A wireless communication system using the afore-described beamforming technology may optimizes a performance index such as SNR by maximizing a beamforming gain. However, the wireless communication system using the beamforming technology hardly obtains a diversity gain since characteristics of the multipath propagation are decreased. In addition, the wireless communication system using the beamforming technology may become sensitive functionally for beamforming because of a mobile station's mobility or channel state, and beam information mismatch due to delay to actual allocation after beam measurement/selection. The wireless mobile communication system using the beamforming technology becomes sensitive to channel fading and obstacles due to strong directivity resulting from application of beamforming. Therefore, the wireless mobile communication system using the beamforming technology may use one or more beam patterns having different beamwidths and beam gains differently in consideration of channel states or characteristics of available resources.
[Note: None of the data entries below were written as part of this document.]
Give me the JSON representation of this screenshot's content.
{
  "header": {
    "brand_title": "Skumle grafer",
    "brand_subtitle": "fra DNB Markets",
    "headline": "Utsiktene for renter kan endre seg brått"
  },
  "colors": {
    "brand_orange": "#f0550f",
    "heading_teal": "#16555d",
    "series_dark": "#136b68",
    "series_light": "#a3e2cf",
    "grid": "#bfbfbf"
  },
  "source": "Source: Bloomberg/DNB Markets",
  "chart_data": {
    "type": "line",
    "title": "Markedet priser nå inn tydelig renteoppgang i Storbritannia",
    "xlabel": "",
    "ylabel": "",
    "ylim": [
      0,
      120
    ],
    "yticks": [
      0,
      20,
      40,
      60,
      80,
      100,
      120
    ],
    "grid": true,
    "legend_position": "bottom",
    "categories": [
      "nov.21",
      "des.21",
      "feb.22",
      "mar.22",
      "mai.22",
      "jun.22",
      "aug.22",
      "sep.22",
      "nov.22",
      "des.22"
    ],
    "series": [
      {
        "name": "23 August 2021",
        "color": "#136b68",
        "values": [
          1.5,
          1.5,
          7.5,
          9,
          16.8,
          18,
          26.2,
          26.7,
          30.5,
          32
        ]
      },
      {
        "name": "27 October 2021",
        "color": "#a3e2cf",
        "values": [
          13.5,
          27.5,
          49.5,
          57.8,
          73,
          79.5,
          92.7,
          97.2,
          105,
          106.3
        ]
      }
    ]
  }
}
Wireless Gigabit (WiGig), which does not support MIMO, is implemented based on beamforming through an analog array of a plurality of Radio Frequency (RF)/antenna elements, basically in one RF path or RF chain. For beamforming, a transmitter sweeps beams of a specific beam pattern in a plurality of directions and a receiver selects a beam having the largest signal strength and transmits feedback about the selected beam to the transmitter. This technique is generally applicable to an indoor environment having a Line of Sight (LoS) channel path in a short range of a few meters without mobility. In an outdoor wireless mobile communication environment characterized by mobility of tens of kilometers per hour, fast terminal switching, obstacle-incurred Non-LoS (NLoS) path characteristics, or a rapidly changing channel state caused by channel fading, beamforming that forms narrow beams having directivity, maximizing a beam gain in a specific direction may only increase sensitivity due to performance degradation attributed to the user environment. Therefore, a system may be designed in which one or more beam patterns having different beamwidths and beam gains are used differently in consideration of channel states or characteristics of available resources.
However, in a case of using one or more beam patterns having different beamwidths and beam gains, a gain difference between beams occurs in a specific direction due to trade-off between a beamwidth and a beam gain according to respective beam pattern. Therefore, there is a need to consider an operation of compensating for the beam gain difference according to a difference between beam patterns in actual link adaptation or uplink power control.